Para meu desconforto, o post “O que você precisa para começar a treinar”, um texto simples e do tipo #comofaz, não seria baseado em nenhum parecer, lei ou pesquisa científica. Meu texto se basearia única e exclusivamente na minha experiência e na experiência das pessoas que estavam à minha volta. A autoridade éramos nós, nas nossas observações e na nossa prática cotidiana, totalmente física e corporal. Tudo era diferente.

Mas aos poucos novos hábitos vão surgindo. Na vida tudo é treino.

Escrever é algo que soa como premissa da vida profissional de qualquer jurista, mas que não recebe a devida atenção em nenhum momento de nossa formação técnica. Escrever parece ser a expressão de um estilo próprio, como se cada um nascesse com o seu.

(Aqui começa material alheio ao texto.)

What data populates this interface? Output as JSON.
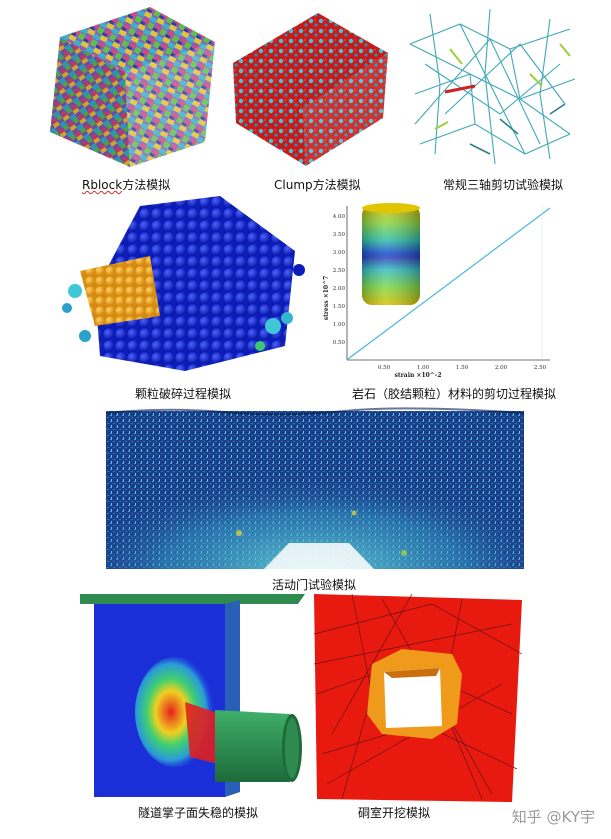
{
  "captions": {
    "rblock_prefix": "Rblock",
    "rblock_suffix": "方法模拟",
    "clump": "Clump方法模拟",
    "triaxial": "常规三轴剪切试验模拟",
    "particle_crush": "颗粒破碎过程模拟",
    "rock_shear": "岩石（胶结颗粒）材料的剪切过程模拟",
    "trapdoor": "活动门试验模拟",
    "tunnel_face": "隧道掌子面失稳的模拟",
    "cavern": "硐室开挖模拟"
  },
  "stress_plot": {
    "ylabel": "stress ×10^7",
    "xlabel": "strain ×10^-2",
    "y_ticks": [
      "4.00",
      "3.50",
      "3.00",
      "2.50",
      "2.00",
      "1.50",
      "1.00",
      "0.50"
    ],
    "x_ticks": [
      "0.50",
      "1.00",
      "1.50",
      "2.00",
      "2.50"
    ]
  },
  "watermark": "知乎 @KY宇",
  "colors": {
    "deep_blue": "#1a2fd8",
    "red": "#e01818",
    "cyan": "#3fc7d8",
    "green_pipe": "#2f9a55",
    "orange": "#f0a21c"
  }
}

Como se essa escrita não fosse o resultado do que nos alimentamos: os próprios textos jurídicos.

[Isso me remete a duas referências. A primeira é o livro Como decidem as Cortes? Para uma crítica do direito brasileiro, de José Rodrigo Rodrigues, no qual esse “estilo” próprio de escrever de cada juiz é apontado como uma das caraterísticas de atuação do judiciário brasileiro, fincado na noção de que cada juiz tem o seu repertório individual de posicionamentos e teses. A segunda é o blog “Como eu escrevo”, um projeto inovador de registro do processo de escrita de juristas e autores diferentes áreas, que revela um pouco dessa prática não comentada na nossa formação].

Rapidamente percebi que as fórmulas que antes usava com tanta facilidade, não atendiam meu novo público. Textos de inspiração ou informativos, entrevistas, notícias ou opiniões. Além do tema novo, o desafio incluía escrever artigos que seriam lidos em poucos minutos, segundos até. Eles precisavam ser claros e objetivos, de uma forma que nenhum texto jurídico meu um dia foi.

Ao fazer uma quebra nesse processo de retro-alimentação e me dedicar a outra escrita, passei a ver de fora não só os meus condicionamentos, mas também os padrões de escrita e linguagem nos quais nós, advogados e juristas, estamos inseridos.

Lições valiosas começam hoje a ser retiradas e me vejo descompartimentalizando o aprendizado, que pode ser transferido para qualquer âmbito.

Saber quem é sua audiência, colocar-se nos olhos do leitor ou da leitora, tangibilizar, retirar frases inúteis, trabalhar pela fluidez dos parágrafos. Identificar de antemão e claramente qual é a mensagem que se quer passar — uma apenas — e construir o texto simples para expressá-la. Dá trabalho, escrever.

Isso não são características importantes apenas em blogs, notícias ou textos jornalísticos. Forçar-se a escrever de forma simples e acessível, pode parecer impensável para quem quer manter o direito como linguagem exclusiva.

Mas se hoje falamos de mudanças na forma de atuação do advogado, para acompanhar as necessidades do mercado impostas pelo desenvolvimento tecnológico (e especialmente da tecnologia da informação), não me parece suficiente falar em automação de processos. É necessário ir além, compreendendo que essas mudanças exigem um novo mindset.

Num mundo cada vez mais acelerado, no qual somos bombardeados com informações de todo tipo, vindas das milhares de conexões que fazemos diariamente, facilidade e fluidez na comunicação são vitais. Fazer-me compreendida, valorizar o tempo do leitor (ou cliente) e permitir que essa difícil área do conhecimento — o direito — esteja acessível para trocas com outros campos, com suas estruturas particulares e informações diferentes, possibilitando a execução de projetos multidisciplinares, são exercícios que nos tiram da zona de conforto e que exigem um repensar na forma de se expressar, escrever e, no limite, de pensar.

[Nota para futuros textos: me parece que essa mudança mais profunda, de mindset, é do que fala Richard Susskind quando trata dos três pilares da mudança que a prestação de serviços jurídicos vem sofrendo]

Escrever sobre temas não jurídicos, para uma audiência não jurídica, tem sido um dos exercícios mais enriquecedores que fiz. Você se obriga a simplificar, revisitar sua forma de falar. Me fez mudar o jeito de escrever e pensar, de ver o direito e, daqui para frente, de colocá-lo em prática.